South Sudan’s Nilotic people—the Acholi, Anyuak, Bari, Dinka, Nuer, Shilluk, Kaligi (Arabic Feroghe), Zande, and others—arrived in the country before the 10th century. Tribal migrations, mostly from the region of Bahr el Ghazal, transported the Anyuak Dinka, Nuer, and Shilluk to their current positions in both the Bahr El Ghazal and Upper Nile Regions, while the Acholi and Bari settled in Equatoria. The Azande, Mundu, Avukaya, and Baka, who arrived in South Sudan in the 16th century, founded Equatoria Region, the region’s biggest state.
The Dinka are the biggest ethnic group in South Sudan, followed by the Nuer and Azande, with the Bari coming in fourth. They may be found in the Maridi, Yambio, and Tombura districts of Western Equatoria’s tropical rainforest region, as well as the Adio of Azande client in Yei, Central Equatoria, and Western Bahr el Ghazal. The Avungara clan came to prominence over the rest of Azande society in the 18th century, and this dominance lasted until the 20th. Geographical barriers, such as the swamplands along the White Nile, and the British preference for sending Christian missionaries to the southern regions, such as the Closed District Ordinance of 1922 (see History of Anglo-Egyptian Sudan), aided in preventing the spread of Islam to the southerners, allowing them to retain their social and cultural heritage, as well as their political and religious freedom. The main causes are the long history of British policy favoring development of the Arab north while neglecting the Black south. Following Sudan’s first independent elections in 1958, Khartoum’s persistent neglect of the south (lack of schools, roads, and bridges) sparked riots, revolts, and the continent’s longest civil war. Acholi, Anyuak, Azande, Baka, Balanda Bviri, Bari, Boya, Didinga, Dinka, Jiye, Kaligi(Arabic Faroghe), Kuku, Lotuka, Mundari, Murie, Nilotic, Nuer, Shilluk, Toposa, and Zande are among the peoples as of 2012.
Slavery has been a part of Sudanese society for centuries. The slave trade in the south grew in the nineteenth century and persisted even after the British abolished slavery in most of Sub-Saharan Africa. Annual Sudanese slave raids into non-Muslim lands resulted in the capture of tens of thousands of southern Sudanese and the devastation of the region’s stability and economy.
Because to their monarch Gbudwe’s expansionist strategy in the 18th century, the Azande have had excellent ties with their neighbors, including the Moru, Mundu, Pöjulu, Avukaya, Baka, and minor tribes in Bahr el Ghazal. To preserve their freedom, the Azande battled the French, Belgians, and Mahdists in the nineteenth century. Egypt, under the reign of Khedive Ismail Pasha, tried to govern the area for the first time in the 1870s, creating the province of Equatoria in the south. Egypt’s first governor, Samuel Baker, was appointed in 1869, and he was succeeded by Charles George Gordon in 1874 and Emin Pasha in 1878.
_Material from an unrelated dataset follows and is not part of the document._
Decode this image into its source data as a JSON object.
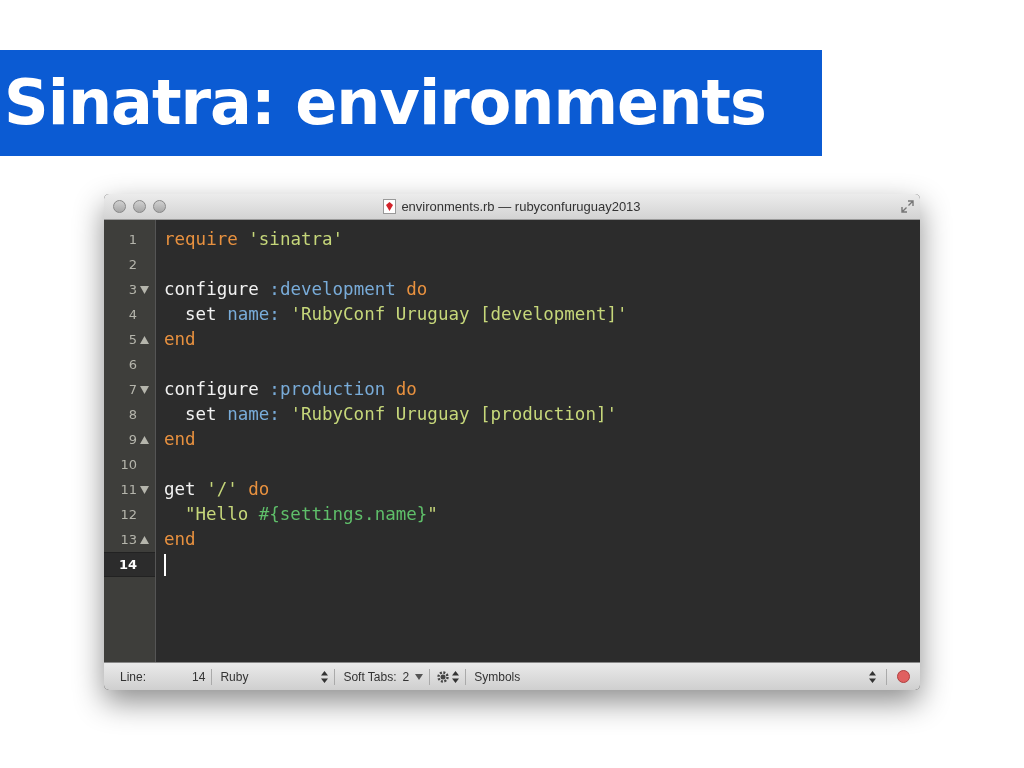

The fledgling province was destabilized by the Mahdist Revolt of the 1880s, and Equatoria ceased to exist as an Egyptian frontier in 1889. Lado, Gondokoro, Dufile, and Wadelai were all important villages in Equatoria. The Fashoda Incident near present-day Kodok brought European colonial maneuverings in the area to a climax in 1898, when Britain and France almost went to war over the territory. The Rajaf Conference to unite North and South Sudan shattered British aspirations of joining South Sudan with Uganda and leaving Western Equatoria as part of the Democratic Republic of Congo in 1947.
South Sudan has an estimated population of 8 million people, although due to the absence of a census in many decades, this figure may be greatly inflated. The economy is mostly rural and based on subsistence farming. Around 2005, the economy started to shift away from its rural dominance, and South Sudan’s metropolitan regions have experienced significant growth.
Since Sudan’s independence, the region has been negatively impacted by two civil wars: from 1955 to 1972, the Sudanese government fought the Anyanya rebel army (Anya-Nya is a term in the Madi language that means’snake venom’) during the First Sudanese Civil War, followed by the Sudan People’s Liberation Army/Movement (SPLA/M) for over twenty years during the Second Sudanese Civil War. As a consequence, the nation suffered from severe neglect, a lack of infrastructure development, and widespread devastation and relocation. Over 2.5 million people have been murdered, and millions more have fled the nation, both within and beyond the country.